There is a tradition within British aesthetics of analysing nature and buildings from the subjective standpoint of a single person, the writer. Whenever I find myself reading and reeling from self indulgence, I have to catch myself, and remind myself, that we would still be stuck still with Aristotle and Kant were it not for privileged brats like William Gilpin, who had the audacity to describe the world as it appeared to no one other than him.
In Gilpin’s case nature was like a picture presented to the eye of an oarsman heading down a river in England, that I presume is still there. It’s the River Wye anyway. Each vista unfolding as each bend is completed is described as though god were presenting it for Gilpin alone to apprehend and admire. Strange how, in hindsight, we can say a man’s journal entries were about to ignite something so radical for the time as the Picturesque.
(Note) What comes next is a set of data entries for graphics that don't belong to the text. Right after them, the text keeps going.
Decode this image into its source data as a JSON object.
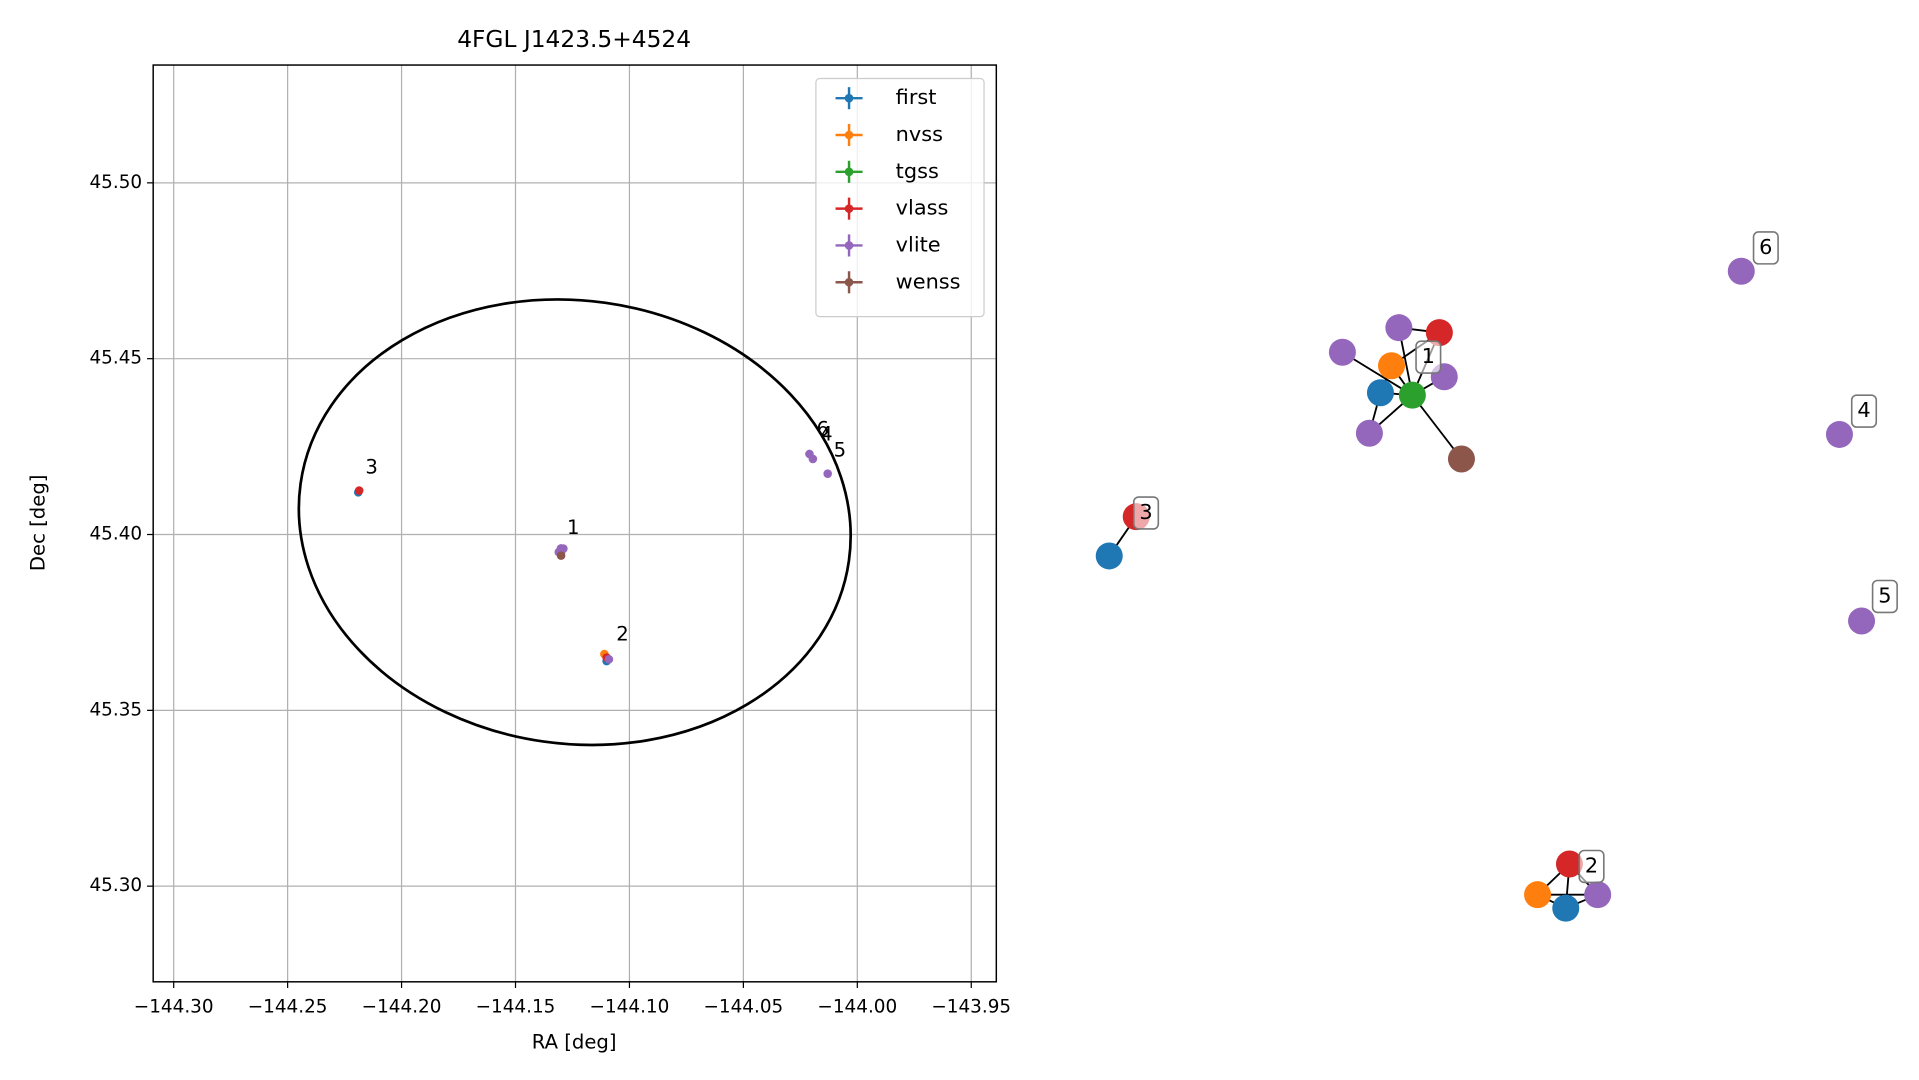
{
  "chart_data": [
    {
      "type": "scatter",
      "title": "4FGL J1423.5+4524",
      "xlabel": "RA [deg]",
      "ylabel": "Dec [deg]",
      "xlim": [
        -144.309,
        -143.939
      ],
      "ylim": [
        45.2728,
        45.5335
      ],
      "grid": true,
      "legend": "upper right",
      "xticks": [
        {
          "value": -144.3,
          "label": "−144.30"
        },
        {
          "value": -144.25,
          "label": "−144.25"
        },
        {
          "value": -144.2,
          "label": "−144.20"
        },
        {
          "value": -144.15,
          "label": "−144.15"
        },
        {
          "value": -144.1,
          "label": "−144.10"
        },
        {
          "value": -144.05,
          "label": "−144.05"
        },
        {
          "value": -144.0,
          "label": "−144.00"
        },
        {
          "value": -143.95,
          "label": "−143.95"
        }
      ],
      "yticks": [
        {
          "value": 45.3,
          "label": "45.30"
        },
        {
          "value": 45.35,
          "label": "45.35"
        },
        {
          "value": 45.4,
          "label": "45.40"
        },
        {
          "value": 45.45,
          "label": "45.45"
        },
        {
          "value": 45.5,
          "label": "45.50"
        }
      ],
      "series": [
        {
          "name": "first",
          "color": "#1f77b4",
          "x": [
            -144.13,
            -144.11,
            -144.219
          ],
          "values": [
            45.396,
            45.364,
            45.412
          ]
        },
        {
          "name": "nvss",
          "color": "#ff7f0e",
          "x": [
            -144.13,
            -144.111
          ],
          "values": [
            45.395,
            45.366
          ]
        },
        {
          "name": "tgss",
          "color": "#2ca02c",
          "x": [
            -144.13
          ],
          "values": [
            45.395
          ]
        },
        {
          "name": "vlass",
          "color": "#d62728",
          "x": [
            -144.13,
            -144.11,
            -144.2186
          ],
          "values": [
            45.396,
            45.365,
            45.4125
          ]
        },
        {
          "name": "vlite",
          "color": "#9467bd",
          "x": [
            -144.13,
            -144.131,
            -144.129,
            -144.13,
            -144.109,
            -144.0195,
            -144.013,
            -144.021
          ],
          "values": [
            45.396,
            45.395,
            45.396,
            45.395,
            45.3645,
            45.4215,
            45.4173,
            45.4229
          ]
        },
        {
          "name": "wenss",
          "color": "#8c564b",
          "x": [
            -144.13
          ],
          "values": [
            45.394
          ]
        }
      ],
      "annotations": [
        {
          "text": "1",
          "x": -144.1274,
          "y": 45.4002
        },
        {
          "text": "2",
          "x": -144.1058,
          "y": 45.3698
        },
        {
          "text": "3",
          "x": -144.2159,
          "y": 45.4173
        },
        {
          "text": "6",
          "x": -144.0179,
          "y": 45.4281
        },
        {
          "text": "4",
          "x": -144.0163,
          "y": 45.4267
        },
        {
          "text": "5",
          "x": -144.0104,
          "y": 45.4222
        }
      ],
      "ellipse": {
        "x": -144.124,
        "y": 45.4035,
        "width": 0.243,
        "height": 0.126,
        "angle": -8
      }
    },
    {
      "type": "graph",
      "nodes": [
        {
          "color": "#1f77b4"
        },
        {
          "color": "#ff7f0e"
        },
        {
          "color": "#2ca02c"
        },
        {
          "color": "#d62728"
        },
        {
          "color": "#9467bd"
        },
        {
          "color": "#9467bd"
        },
        {
          "color": "#9467bd"
        },
        {
          "color": "#9467bd"
        },
        {
          "color": "#8c564b"
        },
        {
          "color": "#d62728"
        },
        {
          "color": "#ff7f0e"
        },
        {
          "color": "#1f77b4"
        },
        {
          "color": "#9467bd"
        },
        {
          "color": "#d62728"
        },
        {
          "color": "#1f77b4"
        },
        {
          "color": "#9467bd"
        },
        {
          "color": "#9467bd"
        },
        {
          "color": "#9467bd"
        }
      ],
      "edges": [
        [
          2,
          0
        ],
        [
          2,
          1
        ],
        [
          2,
          3
        ],
        [
          2,
          4
        ],
        [
          2,
          5
        ],
        [
          2,
          6
        ],
        [
          2,
          7
        ],
        [
          2,
          8
        ],
        [
          0,
          1
        ],
        [
          1,
          3
        ],
        [
          4,
          3
        ],
        [
          0,
          7
        ],
        [
          9,
          10
        ],
        [
          9,
          11
        ],
        [
          9,
          12
        ],
        [
          10,
          11
        ],
        [
          10,
          12
        ],
        [
          11,
          12
        ],
        [
          13,
          14
        ]
      ],
      "labels": [
        "1",
        "2",
        "3",
        "4",
        "5",
        "6"
      ]
    }
  ]
}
Fast forward to the 1950s, and Nicholas Pevsner describing San Vitale as an unfolding of vistas to the viewer walking along the ambulatory gazing into the nave—quite an unnatural thing to do, I discovered, when I went there last year and remembered what Pevsner had written. Fast forward again to about now, and Iain Borden’s book about architecture and cities as perceived through his toes riding a skateboard. Self indulgent indeed, but as I say, there is this tradition. Thus, if I may:
Tonight I took a ride on my Promrose’s Velorbis along the coastal strip where I live. A mile West of here it has been forty degree plus since 11 this morning. On the coast though, it has remained a full 10 degrees cooler. And since around 5pm, half a million from less fortunate postcodes have been in my privileged one for a swim.
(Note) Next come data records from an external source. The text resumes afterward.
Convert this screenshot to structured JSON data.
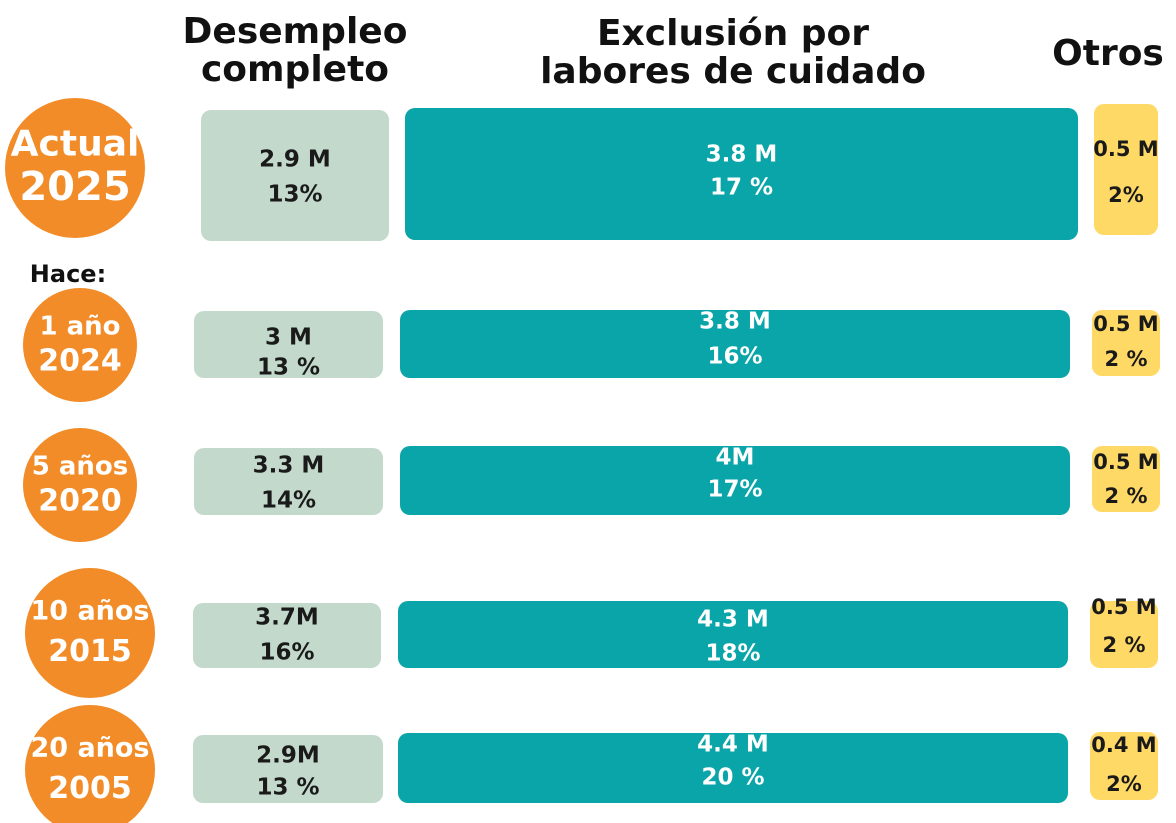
{
  "headers": [
    [
      "Desempleo",
      "completo"
    ],
    [
      "Exclusión por",
      "labores de cuidado"
    ],
    [
      "Otros"
    ]
  ],
  "hace": "Hace:",
  "rows": [
    {
      "label": [
        "Actual",
        "2025"
      ],
      "cells": [
        [
          "2.9 M",
          "13%"
        ],
        [
          "3.8 M",
          "17 %"
        ],
        [
          "0.5 M",
          "2%"
        ]
      ]
    },
    {
      "label": [
        "1 año",
        "2024"
      ],
      "cells": [
        [
          "3 M",
          "13 %"
        ],
        [
          "3.8 M",
          "16%"
        ],
        [
          "0.5 M",
          "2 %"
        ]
      ]
    },
    {
      "label": [
        "5 años",
        "2020"
      ],
      "cells": [
        [
          "3.3 M",
          "14%"
        ],
        [
          "4M",
          "17%"
        ],
        [
          "0.5 M",
          "2 %"
        ]
      ]
    },
    {
      "label": [
        "10 años",
        "2015"
      ],
      "cells": [
        [
          "3.7M",
          "16%"
        ],
        [
          "4.3 M",
          "18%"
        ],
        [
          "0.5 M",
          "2 %"
        ]
      ]
    },
    {
      "label": [
        "20 años",
        "2005"
      ],
      "cells": [
        [
          "2.9M",
          "13 %"
        ],
        [
          "4.4 M",
          "20 %"
        ],
        [
          "0.4 M",
          "2%"
        ]
      ]
    }
  ]
}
How better to let them know I have not struggled with parking, than to do laps of the strip on a bike I could not have come far on. Oh, my artful avoidance of eye contact. The way I can make rolling my shirt sleeve seem so important right when I know someone is itching to engage me, by saying, "Nice bike." Half an hour later, I have been drinking, and I am writing. But while I was out there feeling self conscious about my fabricated perfection, I rounded a bend to behold a sunset straight from a cover of Awake in the Watchtower. I’m talking sunbeams like yucca leaves, buildings I know very well appearing as black stencils over the sky, and a cool ocean breeze straight from the Pocket Book of Cliches.
Now could I have had this great moment on foot, or in a car? No, because the space hopper tyres floating on sand on the path, the rapid succession of equally wonderful vistas before the one I actually stopped for, the dozens of pretty faces I had been furtively glimpsing in my heterosexual manner, and a few endorphins from putting out watts, were what made me finally stop upon seeing that sunset, and admit a state of bliss had beset me.
Bliss begets thoughts of death, naturally, thoughts about the switch one day being turned off on all of this light, or equally dreadful are simply thoughts of having to go back to work. I’ve now been for a 10pm swim. Did you know it’s possible to back-float under constellations you know from tattoos and actually listen in to the conversations of strangers? Their voices pass through the water. I’ve drifted irretrievably from the topics of pushbikes and/or architecture. Blame this hot weather. And blame 4 standard drinks, and a nice ride and a swim that this post will not have so many pictures.